La cafetera terminó, el azabache cerró el refrigerador con un montoncito de uvas en la mano y sentándose en una de las sillas que daban a la barra de la cocina. James abrió la gaveta donde estaban varias tazas de colores brillantes.

—¿Quieres café?

—No, gracias —respondió con toques de pereza.

Sacó una de color rojo y vertió con cuidado la bebida caliente, diluyó dos cucharadas de azúcar y una de crema que formaba un bonito espiral en el líquido humeante.

—¿No tienes que ir a ver la construcción hoy?

—Fui ayer, hablé con Michael, todo va bien. Comencé a trabajar en los conceptos interiores hace unos días.

—Bien —dijo jugando con una de las uvas—, ¿entonces vas a quedarte con Miharu?

—Sí, en unas horas hablaré con su profesora para decirle que no irá... por cierto, gracias, otra vez, por traerla a casa.

Blake se levantó de la silla, depositó la rama del fruto en el cesto de basura y se quedó al lado del castaño, mas no se veían a los ojos.

—No vuelvas a hacer eso, James. No importa si estás saliendo con alguien, tu hija debe estar siempre en primer lugar —suspiró con fastidio—. Pero no voy a decirte cómo ser padre, después de todo, sólo soy un cliente más de Nikken Sekkei.

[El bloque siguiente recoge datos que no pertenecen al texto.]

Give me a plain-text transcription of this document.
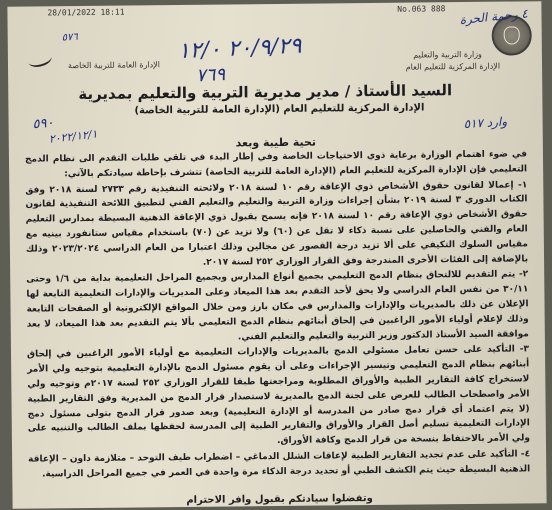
28/01/2022 18:11	No.063 888 ٤ رحمة الحرة
٥٧٦
الإدارة العامة للتربية الخاصة
وزارة التربية والتعليم
الإدارة المركزية للتعليم العام
٢٠/٩/٢٩ ١٢/٠
٧٦٩
السيد الأستاذ / مدير مديرية التربية والتعليم بمديرية
الإدارة المركزية للتعليم العام (الإدارة العامة للتربية الخاصة)
٥٩٠
٢٠٢٢/١٢/١
وارد ٥١٧
تحية طيبة وبعد

في ضوء اهتمام الوزارة برعاية ذوي الاحتياجات الخاصة وفي إطار البدء في تلقي طلبات التقدم الى نظام الدمج التعليمي فإن الإدارة المركزية للتعليم العام (الإدارة العامة للتربية الخاصة) تتشرف بإحاطة سيادتكم بالآتي:

١- إعمالا لقانون حقوق الأشخاص ذوي الإعاقة رقم ١٠ لسنة ٢٠١٨ ولائحته التنفيذية رقم ٢٧٣٣ لسنة ٢٠١٨ وفق الكتاب الدوري ٣ لسنة ٢٠١٩ بشأن إجراءات وزارة التربية والتعليم والتعليم الفني لتطبيق اللائحة التنفيذية لقانون حقوق الأشخاص ذوي الإعاقة رقم ١٠ لسنة ٢٠١٨ فإنه يسمح بقبول ذوي الإعاقة الذهنية البسيطة بمدارس التعليم العام والفني والحاصلين على نسبة ذكاء لا تقل عن (٦٠) ولا تزيد عن (٧٠) باستخدام مقياس ستانفورد بينيه مع مقياس السلوك التكيفي على ألا تزيد درجة القصور عن مجالين وذلك اعتبارا من العام الدراسي ٢٠٢٣/٢٠٢٤ وذلك بالإضافة إلى الفئات الأخرى المندرجة وفق القرار الوزاري ٢٥٢ لسنة ٢٠١٧.

٢- يتم التقديم للالتحاق بنظام الدمج التعليمي بجميع أنواع المدارس وبجميع المراحل التعليمية بداية من ١/٦ وحتى ٣٠/١١ من نفس العام الدراسي ولا يحق لأحد التقدم بعد هذا الميعاد وعلى المديريات والإدارات التعليمية التابعة لها الإعلان عن ذلك بالمديريات والإدارات والمدارس في مكان بارز ومن خلال المواقع الإلكترونية أو الصفحات التابعة وذلك لإعلام أولياء الأمور الراغبين في إلحاق أبنائهم بنظام الدمج التعليمي بألا يتم التقديم بعد هذا الميعاد، لا بعد موافقة السيد الأستاذ الدكتور وزير التربية والتعليم والتعليم الفني.

٣- التأكيد على حسن تعامل مسئولي الدمج بالمديريات والإدارات التعليمية مع أولياء الأمور الراغبين في إلحاق أبنائهم بنظام الدمج التعليمي وتيسير الإجراءات وعلى أن يقوم مسئول الدمج بالإدارة التعليمية بتوجيه ولي الأمر لاستخراج كافة التقارير الطبية والأوراق المطلوبة ومراجعتها طبقا للقرار الوزاري ٢٥٢ لسنة ٢٠١٧م وتوجيه ولي الأمر واصطحاب الطالب للعرض على لجنة الدمج بالمديرية لاستصدار قرار الدمج من المديرية وفق التقارير الطبية (لا يتم اعتماد أي قرار دمج صادر من المدرسة أو الإدارة التعليمية) وبعد صدور قرار الدمج بتولى مسئول دمج الإدارات التعليمية تسليم أصل القرار والأوراق والتقارير الطبية إلى المدرسة لحفظها بملف الطالب والتنبيه على ولي الأمر بالاحتفاظ بنسخة من قرار الدمج وكافة الأوراق.

٤- التأكيد على عدم تجديد التقارير الطبية لإعاقات الشلل الدماغي – اضطراب طيف التوحد – متلازمة داون – الإعاقة الذهنية البسيطة حيث يتم الكشف الطبي أو تحديد درجة الذكاء مرة واحدة في العمر في جميع المراحل الدراسية.

وتفضلوا سيادتكم بقبول وافر الاحترام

Pasó de largo y sólo se escuchó cómo se cerraba la puerta.

Vio el poco café que quedaba en la taza cuando decidió irse a dormir también, o a intentarlo. Lavó la brillante taza y se quedó esperando por el amanecer.

Las horas pasaban con el ritmo de siempre, el azabache seguía sin conciliar el sueño y tenía la mirada zafiro clavada en las nubes oscuras que veía desde su ventana. Habían pasado varias semanas desde que el castaño hizo público en la cena que estaba saliendo con alguien, nadie en esa mesa tenía idea del gran vacío que sintió en su corazón cuando lo escuchó pronunciar esas palabras, la pizza nunca le había sabido tan amarga. «Debo olvidarlo...» se repetía por milésima vez, tratando de hacerse a la idea de que nunca volvería a ser correspondido por el chico de ojos verdes. Si James pudo dejarlo en el pasado, entonces él también podía, él también podía encontrar a alguien más.